Respetando a quien no lo admita, aquello formaba parte de nuestras tradiciones, y como tales las hemos ido perpetuando con los hijos en la medida que nos han marcado una niñez feliz y la sociedad que somos hoy. Siempre se ha dicho que un pueblo sin memoria es un pueblo que no tiene futuro, por lo que creo que no conduce a nada bueno querer olvidar que en aquellos años, pese a las carencias monetarias, vimos mucha alegría en la calle y muchas personas cantando villancicos por las casas, zambomba y pandereta en mano.
Pero como el tiempo pasa, aquellos niños ya fuimos padres o madres y por eso en líneas generales hemos seguido manteniendo muchas de las habituales costumbres de la época navideña que vimos y sentimos. Yo particularmente quise incorporar una aprovechando que los dos estábamos de vacaciones y no era otra que subir al Torcal y hacer que los ojos de mi hija se abrieran delante de aquel escenario mágico. Pocas veces había suerte, pero si ese año nevaba, la felicidad de aquellos ojillos radiantes se multiplicaba por mil porque jugar con ese nuevo elemento, la nieve, sus sensaciones y las múltiples formas que podía adquirir eran una verdadera lección de vida.

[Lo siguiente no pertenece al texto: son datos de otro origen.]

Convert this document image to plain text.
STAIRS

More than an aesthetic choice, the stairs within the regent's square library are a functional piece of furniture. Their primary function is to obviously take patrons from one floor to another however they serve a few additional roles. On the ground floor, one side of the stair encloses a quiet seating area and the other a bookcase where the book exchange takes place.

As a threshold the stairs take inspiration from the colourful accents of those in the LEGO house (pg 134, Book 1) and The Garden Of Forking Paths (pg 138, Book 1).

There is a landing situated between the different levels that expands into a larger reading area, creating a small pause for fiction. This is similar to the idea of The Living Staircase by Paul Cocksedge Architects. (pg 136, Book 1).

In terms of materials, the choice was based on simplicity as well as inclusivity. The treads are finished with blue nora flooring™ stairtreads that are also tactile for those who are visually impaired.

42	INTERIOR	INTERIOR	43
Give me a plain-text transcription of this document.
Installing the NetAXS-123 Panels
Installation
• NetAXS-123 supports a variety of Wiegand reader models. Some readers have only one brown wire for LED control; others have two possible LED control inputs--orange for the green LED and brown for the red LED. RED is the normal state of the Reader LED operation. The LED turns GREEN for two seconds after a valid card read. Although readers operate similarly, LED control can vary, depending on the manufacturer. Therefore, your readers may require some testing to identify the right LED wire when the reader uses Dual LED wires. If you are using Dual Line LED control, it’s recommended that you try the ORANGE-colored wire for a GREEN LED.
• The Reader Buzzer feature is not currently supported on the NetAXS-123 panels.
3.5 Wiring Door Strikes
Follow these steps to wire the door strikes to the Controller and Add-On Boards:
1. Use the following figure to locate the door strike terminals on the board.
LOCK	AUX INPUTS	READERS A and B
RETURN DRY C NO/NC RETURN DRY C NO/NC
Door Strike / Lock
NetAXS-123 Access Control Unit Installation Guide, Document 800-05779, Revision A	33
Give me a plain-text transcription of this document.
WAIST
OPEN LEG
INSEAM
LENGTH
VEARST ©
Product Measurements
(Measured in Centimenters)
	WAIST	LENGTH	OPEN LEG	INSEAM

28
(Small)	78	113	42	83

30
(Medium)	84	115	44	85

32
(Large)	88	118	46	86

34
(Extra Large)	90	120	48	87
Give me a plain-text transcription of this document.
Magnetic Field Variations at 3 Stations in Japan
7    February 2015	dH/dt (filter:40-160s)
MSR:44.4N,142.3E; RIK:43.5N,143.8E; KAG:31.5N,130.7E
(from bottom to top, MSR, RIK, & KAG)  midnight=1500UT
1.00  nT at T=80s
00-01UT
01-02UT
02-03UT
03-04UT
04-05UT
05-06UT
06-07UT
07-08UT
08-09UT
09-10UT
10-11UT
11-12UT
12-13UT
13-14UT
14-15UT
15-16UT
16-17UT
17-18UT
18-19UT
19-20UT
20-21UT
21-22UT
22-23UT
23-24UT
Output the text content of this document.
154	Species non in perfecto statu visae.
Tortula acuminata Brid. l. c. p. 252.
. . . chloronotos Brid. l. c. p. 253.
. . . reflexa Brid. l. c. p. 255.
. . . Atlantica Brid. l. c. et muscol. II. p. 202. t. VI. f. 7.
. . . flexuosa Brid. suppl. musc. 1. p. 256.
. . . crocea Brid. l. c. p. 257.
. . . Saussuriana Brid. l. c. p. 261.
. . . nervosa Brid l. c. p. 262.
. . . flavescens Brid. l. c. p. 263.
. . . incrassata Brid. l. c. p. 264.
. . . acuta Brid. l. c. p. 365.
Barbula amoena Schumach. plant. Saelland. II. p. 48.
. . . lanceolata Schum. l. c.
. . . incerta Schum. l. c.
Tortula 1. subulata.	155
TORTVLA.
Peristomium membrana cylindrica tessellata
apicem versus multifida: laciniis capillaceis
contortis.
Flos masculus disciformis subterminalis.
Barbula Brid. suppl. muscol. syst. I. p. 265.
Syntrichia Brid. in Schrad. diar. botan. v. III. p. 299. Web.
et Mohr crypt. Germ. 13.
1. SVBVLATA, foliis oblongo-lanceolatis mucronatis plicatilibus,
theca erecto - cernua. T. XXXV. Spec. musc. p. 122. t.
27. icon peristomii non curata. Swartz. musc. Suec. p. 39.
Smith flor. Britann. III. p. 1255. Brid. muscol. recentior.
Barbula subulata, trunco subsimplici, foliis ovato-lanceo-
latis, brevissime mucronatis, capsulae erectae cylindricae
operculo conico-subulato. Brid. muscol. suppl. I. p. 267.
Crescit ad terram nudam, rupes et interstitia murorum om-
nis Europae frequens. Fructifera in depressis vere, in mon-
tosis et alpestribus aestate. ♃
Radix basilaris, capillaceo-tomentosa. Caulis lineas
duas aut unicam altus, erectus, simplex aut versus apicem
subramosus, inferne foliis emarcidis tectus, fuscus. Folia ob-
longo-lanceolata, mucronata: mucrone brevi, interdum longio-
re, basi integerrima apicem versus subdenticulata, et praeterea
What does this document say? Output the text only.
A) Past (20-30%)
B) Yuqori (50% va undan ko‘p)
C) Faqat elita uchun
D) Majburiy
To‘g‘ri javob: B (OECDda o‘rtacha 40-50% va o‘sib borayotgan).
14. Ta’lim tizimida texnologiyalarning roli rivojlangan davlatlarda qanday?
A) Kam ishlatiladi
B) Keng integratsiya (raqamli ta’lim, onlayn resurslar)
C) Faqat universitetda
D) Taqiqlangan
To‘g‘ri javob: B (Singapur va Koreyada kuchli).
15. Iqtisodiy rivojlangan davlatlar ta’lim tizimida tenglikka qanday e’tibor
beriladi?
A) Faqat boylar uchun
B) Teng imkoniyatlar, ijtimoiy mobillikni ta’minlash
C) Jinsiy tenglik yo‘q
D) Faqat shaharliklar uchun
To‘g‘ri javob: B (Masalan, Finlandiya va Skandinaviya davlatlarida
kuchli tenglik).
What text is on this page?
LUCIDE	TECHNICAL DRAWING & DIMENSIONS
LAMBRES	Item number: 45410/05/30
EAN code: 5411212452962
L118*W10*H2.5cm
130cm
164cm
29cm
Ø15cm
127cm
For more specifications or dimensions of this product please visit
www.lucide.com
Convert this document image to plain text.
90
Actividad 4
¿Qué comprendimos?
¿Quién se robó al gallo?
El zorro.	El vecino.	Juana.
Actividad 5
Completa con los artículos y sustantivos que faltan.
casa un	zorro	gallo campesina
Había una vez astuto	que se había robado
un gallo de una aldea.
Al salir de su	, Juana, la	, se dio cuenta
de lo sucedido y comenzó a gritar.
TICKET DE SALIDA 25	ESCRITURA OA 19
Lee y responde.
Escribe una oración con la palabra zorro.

Agrada saber que, conscientes del consabido sedentarismo y la elevación por años consecutivos de la tasa de obesidad infantil, muchos padres harán lo propio en estas fechas y disfrutarán de algún abrigado paseo por nuestra sierra. Ahora que corren tiempos en los que la mirada de los niños pasan semanas sin enfocar en la distancia, solo objetos y dispositivos electrónicos cercanos, las vacaciones de navidad van a ser una magnífica oportunidad para disfrutar en familia divisando paisajes y pateando senderos.
Tal vez no se trate tan solo de abrir paquetes, sino enseñar a los niños y niñas que el mejor regalo es disfrutar, respetar y poner nuestro corazón en el entorno. Esas creo que, como a nosotros nos ocurrió, serán las huellas que tal vez ellos recuerden con más vehemencia si por desgracia la naturaleza que hereden sea peor que la de sus recuerdos.
Con mis mejores deseos: ¡Feliz Navidad 2020!